朱樉站起來躬身誠懇的認錯,自己光顧著口嗨了,只當是在詔獄裡,一時忘了老爹就坐在旁邊。
“孺子可教也。”
林澈見朱樉態度誠懇,滿意的點點頭。
這時一旁的太子趁著林澈心情不錯,撿起之前的話題,代替老朱問道:
“先生,您之前提到的國策,都是利國利民的好東西,可是怎麼會加速大明的衰亡?”
“這不是自相矛盾嗎?”
“學生愚鈍,請先生賜教。”
話音未落。
朱樉立馬接上話茬,疑惑道:
“是啊,林先生。
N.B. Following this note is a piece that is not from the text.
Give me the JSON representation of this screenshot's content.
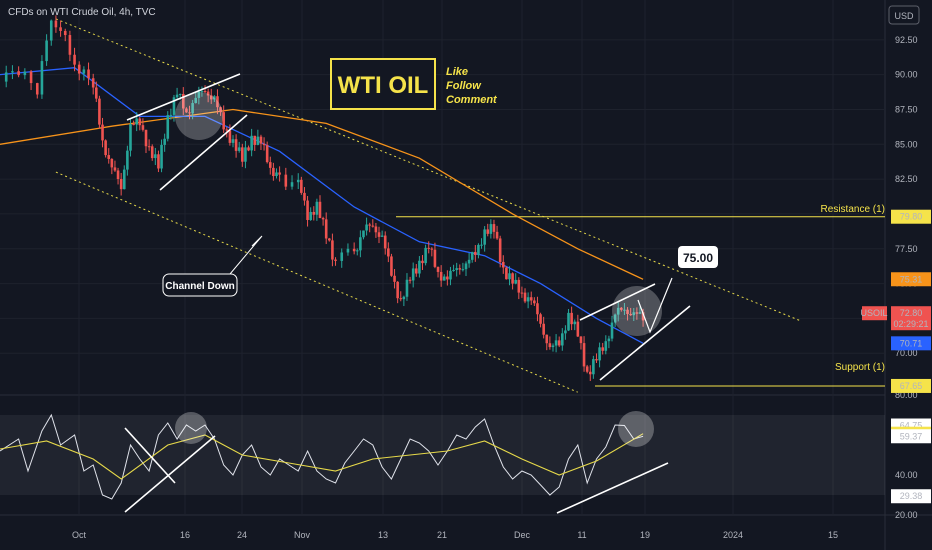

”
“您剛才說的這些東西又不觸及國本,無非是幾道聖旨的事,咋還能把大明整亡國了?”
“變法改革,還需最佳時間?”
“肯定是越早越好啊!早點推行新政,早點讓老百姓受益,這有何不妥啊?”
“先生您一驚一乍,說的怪嚇人的!”
朱樉受到林澈的表揚,越發的膽大起來。
面對朱家兄弟的質疑,林澈沒有因為他們是皇子和親王而慣著他們,當即反譏道:
“想變法,想改革,立朝之初幹嘛了?”
“當初還是前元皇庭留下的那套東西,廢除舊制,另立新法,合情合理,而且不會有太大阻力。”
“如今早已經錯過了最佳時間,再想動刀談何容易?”
“擺脫你們搞清楚了,變法不是過家家,而是從既得利益的手裡搶錢!”
“斷人財路如同殺人父母,你們都把人家爹孃殺了,這不是慫恿這些官紳們抱團嗎?”
頓了頓,林澈嘆了口氣:
“我之前強調過了,變法變法,關鍵不是‘法’字,而是在‘變’字。”
“非得大刀闊斧,多線並進?”
“這不是作死是什麼?”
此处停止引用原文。